As a physicist who studied in Saint Louis University in Missouri, USA, he returned to the Philippines to work with the ionosphere. He is better known as the father of Philippine astronomy as he encouraged so many to enjoy the wonders of the night sky. A minor asteroid between Mars and Jupiter and 596 kilometers from Earth, is named after him. The International Astronomical Union named the asteroid 4866 Badillo in honor of Father Badillo’s efforts in popularizing astronomy in the Philippines.
He had a terrific nightlife like no other Jesuit; the roof deck was full of excitement and also a slow and ponderous awe. Watching Uranus and its moons rise over the Sierra Madre in the early hours of the morning, this was the best cocktail of physics and mysticism!

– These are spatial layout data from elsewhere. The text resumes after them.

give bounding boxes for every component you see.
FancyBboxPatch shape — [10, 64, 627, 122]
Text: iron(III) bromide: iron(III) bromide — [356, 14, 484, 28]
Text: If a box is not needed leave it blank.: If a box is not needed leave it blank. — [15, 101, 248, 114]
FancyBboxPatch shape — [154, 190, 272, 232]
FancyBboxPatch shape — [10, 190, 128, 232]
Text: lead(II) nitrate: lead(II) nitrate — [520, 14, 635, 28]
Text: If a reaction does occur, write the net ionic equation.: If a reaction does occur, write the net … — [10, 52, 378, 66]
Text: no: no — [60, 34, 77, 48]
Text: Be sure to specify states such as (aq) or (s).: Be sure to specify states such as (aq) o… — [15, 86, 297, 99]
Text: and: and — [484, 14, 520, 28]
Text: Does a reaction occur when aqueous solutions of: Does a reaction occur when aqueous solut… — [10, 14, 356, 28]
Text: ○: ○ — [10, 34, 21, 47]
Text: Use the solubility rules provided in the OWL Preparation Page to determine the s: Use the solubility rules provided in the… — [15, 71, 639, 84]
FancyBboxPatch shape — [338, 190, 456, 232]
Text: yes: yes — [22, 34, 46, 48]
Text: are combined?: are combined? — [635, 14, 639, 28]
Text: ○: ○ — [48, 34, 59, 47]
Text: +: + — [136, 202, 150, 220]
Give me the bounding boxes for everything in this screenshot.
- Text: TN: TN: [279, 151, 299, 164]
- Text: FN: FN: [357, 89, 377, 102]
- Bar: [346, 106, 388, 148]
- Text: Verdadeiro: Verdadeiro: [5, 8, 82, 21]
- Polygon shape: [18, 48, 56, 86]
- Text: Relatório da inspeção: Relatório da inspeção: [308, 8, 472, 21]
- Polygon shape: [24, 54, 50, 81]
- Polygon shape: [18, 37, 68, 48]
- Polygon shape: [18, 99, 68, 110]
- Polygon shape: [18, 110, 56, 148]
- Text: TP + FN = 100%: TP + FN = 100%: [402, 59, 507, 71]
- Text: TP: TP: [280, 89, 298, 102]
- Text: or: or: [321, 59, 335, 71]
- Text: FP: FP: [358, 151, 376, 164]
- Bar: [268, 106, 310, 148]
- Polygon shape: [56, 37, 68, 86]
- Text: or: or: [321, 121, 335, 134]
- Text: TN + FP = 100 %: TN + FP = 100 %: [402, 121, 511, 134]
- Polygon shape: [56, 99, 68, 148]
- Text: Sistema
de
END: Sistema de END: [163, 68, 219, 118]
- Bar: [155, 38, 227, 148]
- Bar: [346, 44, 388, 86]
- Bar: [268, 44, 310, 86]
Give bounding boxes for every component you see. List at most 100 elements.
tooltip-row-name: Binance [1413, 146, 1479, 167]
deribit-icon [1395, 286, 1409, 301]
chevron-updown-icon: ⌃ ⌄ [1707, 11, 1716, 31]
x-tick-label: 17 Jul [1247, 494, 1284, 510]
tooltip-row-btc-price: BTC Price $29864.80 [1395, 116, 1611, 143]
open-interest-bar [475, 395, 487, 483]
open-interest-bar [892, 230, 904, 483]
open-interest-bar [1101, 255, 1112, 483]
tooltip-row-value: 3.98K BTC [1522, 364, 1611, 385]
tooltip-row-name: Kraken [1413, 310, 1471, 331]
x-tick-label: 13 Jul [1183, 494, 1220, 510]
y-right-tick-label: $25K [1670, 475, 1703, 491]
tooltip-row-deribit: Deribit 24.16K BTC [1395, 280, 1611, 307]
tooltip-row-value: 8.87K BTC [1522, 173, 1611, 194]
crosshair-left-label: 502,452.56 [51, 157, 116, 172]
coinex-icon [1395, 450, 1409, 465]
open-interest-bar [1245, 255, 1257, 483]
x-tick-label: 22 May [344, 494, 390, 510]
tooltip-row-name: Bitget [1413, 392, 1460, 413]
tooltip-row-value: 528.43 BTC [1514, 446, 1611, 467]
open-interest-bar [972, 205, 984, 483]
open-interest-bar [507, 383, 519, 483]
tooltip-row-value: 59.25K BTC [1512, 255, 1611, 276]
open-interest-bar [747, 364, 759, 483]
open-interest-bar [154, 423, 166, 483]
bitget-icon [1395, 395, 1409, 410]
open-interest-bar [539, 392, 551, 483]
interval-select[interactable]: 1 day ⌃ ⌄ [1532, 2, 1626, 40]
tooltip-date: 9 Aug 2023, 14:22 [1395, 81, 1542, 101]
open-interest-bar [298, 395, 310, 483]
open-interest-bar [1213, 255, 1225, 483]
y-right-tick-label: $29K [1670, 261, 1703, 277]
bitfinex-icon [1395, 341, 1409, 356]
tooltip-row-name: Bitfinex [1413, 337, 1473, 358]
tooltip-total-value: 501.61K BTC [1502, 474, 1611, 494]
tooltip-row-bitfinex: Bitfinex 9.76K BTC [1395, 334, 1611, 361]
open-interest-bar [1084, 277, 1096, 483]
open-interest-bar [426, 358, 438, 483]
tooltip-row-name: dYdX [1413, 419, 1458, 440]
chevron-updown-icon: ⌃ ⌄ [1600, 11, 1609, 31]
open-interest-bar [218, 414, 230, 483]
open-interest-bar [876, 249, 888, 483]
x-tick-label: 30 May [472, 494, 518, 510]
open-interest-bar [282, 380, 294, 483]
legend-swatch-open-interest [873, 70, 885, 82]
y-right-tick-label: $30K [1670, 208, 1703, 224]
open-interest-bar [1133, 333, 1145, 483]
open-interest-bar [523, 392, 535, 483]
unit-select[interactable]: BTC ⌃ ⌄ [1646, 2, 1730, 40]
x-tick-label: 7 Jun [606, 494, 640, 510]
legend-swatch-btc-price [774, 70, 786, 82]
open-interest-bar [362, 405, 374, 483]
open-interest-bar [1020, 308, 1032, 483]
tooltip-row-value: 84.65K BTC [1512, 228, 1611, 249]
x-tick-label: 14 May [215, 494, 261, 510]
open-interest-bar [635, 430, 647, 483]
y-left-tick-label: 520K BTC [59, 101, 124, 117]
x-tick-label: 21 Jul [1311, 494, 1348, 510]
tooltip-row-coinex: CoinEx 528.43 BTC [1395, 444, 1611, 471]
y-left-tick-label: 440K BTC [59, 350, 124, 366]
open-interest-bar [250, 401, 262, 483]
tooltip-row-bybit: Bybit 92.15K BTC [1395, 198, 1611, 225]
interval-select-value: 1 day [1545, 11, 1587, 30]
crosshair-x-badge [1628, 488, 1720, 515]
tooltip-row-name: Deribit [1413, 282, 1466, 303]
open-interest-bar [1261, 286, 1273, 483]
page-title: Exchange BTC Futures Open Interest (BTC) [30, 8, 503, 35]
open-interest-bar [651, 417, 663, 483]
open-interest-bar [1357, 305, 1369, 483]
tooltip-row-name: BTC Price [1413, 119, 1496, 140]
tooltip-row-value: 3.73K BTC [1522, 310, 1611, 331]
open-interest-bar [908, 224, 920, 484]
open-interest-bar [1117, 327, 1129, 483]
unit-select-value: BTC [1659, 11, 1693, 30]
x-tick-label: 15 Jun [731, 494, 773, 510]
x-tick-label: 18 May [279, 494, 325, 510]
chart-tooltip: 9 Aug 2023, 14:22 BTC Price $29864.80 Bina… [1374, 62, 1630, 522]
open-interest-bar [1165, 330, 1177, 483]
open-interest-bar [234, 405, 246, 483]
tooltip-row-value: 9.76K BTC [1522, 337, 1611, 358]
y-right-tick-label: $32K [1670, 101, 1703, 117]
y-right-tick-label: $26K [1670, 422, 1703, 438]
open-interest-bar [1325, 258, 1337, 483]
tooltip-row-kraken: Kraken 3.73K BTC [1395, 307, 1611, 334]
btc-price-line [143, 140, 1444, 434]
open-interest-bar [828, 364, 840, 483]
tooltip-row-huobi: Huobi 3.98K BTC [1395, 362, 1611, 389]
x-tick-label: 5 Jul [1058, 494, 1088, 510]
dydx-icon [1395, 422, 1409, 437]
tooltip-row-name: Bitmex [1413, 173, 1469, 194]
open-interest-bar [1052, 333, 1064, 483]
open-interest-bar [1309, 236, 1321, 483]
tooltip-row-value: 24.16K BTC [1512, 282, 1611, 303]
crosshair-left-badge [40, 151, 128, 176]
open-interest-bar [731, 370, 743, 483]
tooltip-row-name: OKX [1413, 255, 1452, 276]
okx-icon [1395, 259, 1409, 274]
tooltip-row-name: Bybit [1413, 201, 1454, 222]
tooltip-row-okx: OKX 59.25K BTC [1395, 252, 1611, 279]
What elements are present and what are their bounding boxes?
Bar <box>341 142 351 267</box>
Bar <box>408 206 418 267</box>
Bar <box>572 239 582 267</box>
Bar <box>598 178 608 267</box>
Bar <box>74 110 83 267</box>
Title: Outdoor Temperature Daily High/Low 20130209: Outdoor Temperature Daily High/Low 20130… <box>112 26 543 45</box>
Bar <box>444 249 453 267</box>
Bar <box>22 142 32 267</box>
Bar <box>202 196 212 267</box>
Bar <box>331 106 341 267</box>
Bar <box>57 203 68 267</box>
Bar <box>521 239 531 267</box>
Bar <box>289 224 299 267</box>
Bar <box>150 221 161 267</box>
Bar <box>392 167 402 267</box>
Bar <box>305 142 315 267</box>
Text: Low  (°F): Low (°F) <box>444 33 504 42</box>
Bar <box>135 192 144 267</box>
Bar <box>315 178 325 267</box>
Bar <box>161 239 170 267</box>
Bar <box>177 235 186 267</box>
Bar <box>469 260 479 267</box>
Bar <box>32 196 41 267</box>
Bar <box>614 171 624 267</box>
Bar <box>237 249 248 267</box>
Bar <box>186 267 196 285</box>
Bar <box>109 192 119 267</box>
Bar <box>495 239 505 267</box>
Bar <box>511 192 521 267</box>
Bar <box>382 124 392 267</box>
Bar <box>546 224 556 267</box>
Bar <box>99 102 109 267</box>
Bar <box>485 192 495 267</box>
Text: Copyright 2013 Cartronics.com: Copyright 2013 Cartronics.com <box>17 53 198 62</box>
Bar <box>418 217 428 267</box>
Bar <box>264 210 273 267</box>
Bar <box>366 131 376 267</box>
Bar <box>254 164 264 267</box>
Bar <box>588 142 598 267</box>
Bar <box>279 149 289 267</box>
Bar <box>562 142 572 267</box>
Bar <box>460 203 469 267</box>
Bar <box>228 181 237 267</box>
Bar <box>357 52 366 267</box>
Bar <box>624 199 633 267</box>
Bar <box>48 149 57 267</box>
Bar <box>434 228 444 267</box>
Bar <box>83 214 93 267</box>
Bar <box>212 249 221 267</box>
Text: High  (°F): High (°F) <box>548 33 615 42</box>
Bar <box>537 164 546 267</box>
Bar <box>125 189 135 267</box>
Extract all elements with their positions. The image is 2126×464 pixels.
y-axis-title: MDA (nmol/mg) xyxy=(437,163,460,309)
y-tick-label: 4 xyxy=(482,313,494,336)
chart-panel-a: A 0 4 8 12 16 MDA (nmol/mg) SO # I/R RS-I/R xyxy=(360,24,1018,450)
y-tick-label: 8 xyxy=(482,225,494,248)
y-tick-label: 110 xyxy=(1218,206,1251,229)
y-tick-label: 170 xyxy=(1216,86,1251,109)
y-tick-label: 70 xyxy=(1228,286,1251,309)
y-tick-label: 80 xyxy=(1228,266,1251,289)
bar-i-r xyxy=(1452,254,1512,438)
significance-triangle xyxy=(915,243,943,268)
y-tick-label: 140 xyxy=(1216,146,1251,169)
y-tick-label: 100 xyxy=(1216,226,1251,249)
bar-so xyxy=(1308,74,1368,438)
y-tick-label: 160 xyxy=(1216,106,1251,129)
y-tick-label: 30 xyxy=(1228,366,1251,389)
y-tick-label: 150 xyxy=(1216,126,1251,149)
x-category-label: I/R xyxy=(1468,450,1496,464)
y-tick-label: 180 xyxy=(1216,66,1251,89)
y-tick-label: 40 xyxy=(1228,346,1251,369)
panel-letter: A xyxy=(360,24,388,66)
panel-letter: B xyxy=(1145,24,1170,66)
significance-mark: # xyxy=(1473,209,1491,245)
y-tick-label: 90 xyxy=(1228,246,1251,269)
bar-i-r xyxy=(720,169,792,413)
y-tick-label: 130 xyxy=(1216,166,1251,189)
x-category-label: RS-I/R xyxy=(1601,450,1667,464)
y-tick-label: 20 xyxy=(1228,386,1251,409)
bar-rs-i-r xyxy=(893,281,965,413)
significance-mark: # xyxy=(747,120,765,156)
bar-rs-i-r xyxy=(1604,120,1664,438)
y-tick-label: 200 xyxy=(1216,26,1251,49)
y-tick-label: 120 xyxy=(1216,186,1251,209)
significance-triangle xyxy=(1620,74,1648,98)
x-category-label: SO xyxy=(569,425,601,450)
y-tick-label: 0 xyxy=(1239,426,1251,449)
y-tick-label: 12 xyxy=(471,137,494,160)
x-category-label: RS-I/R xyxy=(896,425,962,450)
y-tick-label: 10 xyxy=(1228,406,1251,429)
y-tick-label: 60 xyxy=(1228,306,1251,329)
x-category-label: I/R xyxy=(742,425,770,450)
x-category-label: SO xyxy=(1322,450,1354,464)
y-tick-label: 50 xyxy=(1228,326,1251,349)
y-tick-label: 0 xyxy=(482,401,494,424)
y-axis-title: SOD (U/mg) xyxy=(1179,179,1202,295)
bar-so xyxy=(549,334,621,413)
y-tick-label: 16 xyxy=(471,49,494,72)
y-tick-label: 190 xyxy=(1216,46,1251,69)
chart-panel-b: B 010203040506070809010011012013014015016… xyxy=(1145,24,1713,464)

He had no agenda and had many experiments on the side. The last one I remember was with orchids on the third floor of the Observatory building. When we wanted to plant trees on the ground he saw them as our stars that we like to watch grow, and so we had the “Green Alert” team, and some joined him for the night sky also.
He was not rigid about his duty to science. He wrote to me when the first children graduated from the upland elementary school in Bendum, far away from his experience and daily life. He saw this as like his own Sunday apostolate. He wrote again a kind letter when my mother died, as he did for many others, always thoughtful.
He started a whole new apostolate in 2010 with a blog site called pedrocalungsod from his wheelchair and bedside where he shared his homilies and his prayers. He shared many international dialogues, giving the breadth of views and depth or reflection.
I looked again at his last three articles on Islam. His last homily was five Sundays ago. He called it the “Extravagance of God,” how God pays us a daily wage we don’t deserve, a bit like tonight’s Gospel. The end of his message is a humble reflection on his own living: “What can we do to please God? Nothing except to make his generosity known and felt by our zeal for souls. God does not ask great deeds, just desires and the offering of our pains, sufferings and prayers.”
We will miss his quiet welcome and words of encouragement. From his early years in school in Batangas during the war to the long years in Manila, I am sure the Ateneo de Manila University and the Manila Observatory will share great memories, so still be prepared to be surprised by this quiet and caring man.
The Communion prayer also says something beautiful for Vic as a scientist: Having received the sacrament of salvation we implore your kindness, O God, for Victor your servant and Priest that as you made him a steward of your mysteries on earth, so you may bring him to be nourished by their truth and reality as unveiled in heaven.
When you look at the sky tonight, find a break in the clouds and remember him.
This is the homily that Pedro Walpole, SJ delivered during the wake mass on 27 October 2014 for Father Victor Badillo who died on 26 October 2014. Father Vic was 84. He entered the Society on 15 June 1949 and was ordained a priest on 10 June 1965. Except for a few revisions and additions, this text is reprinted from Philippine Jesuits.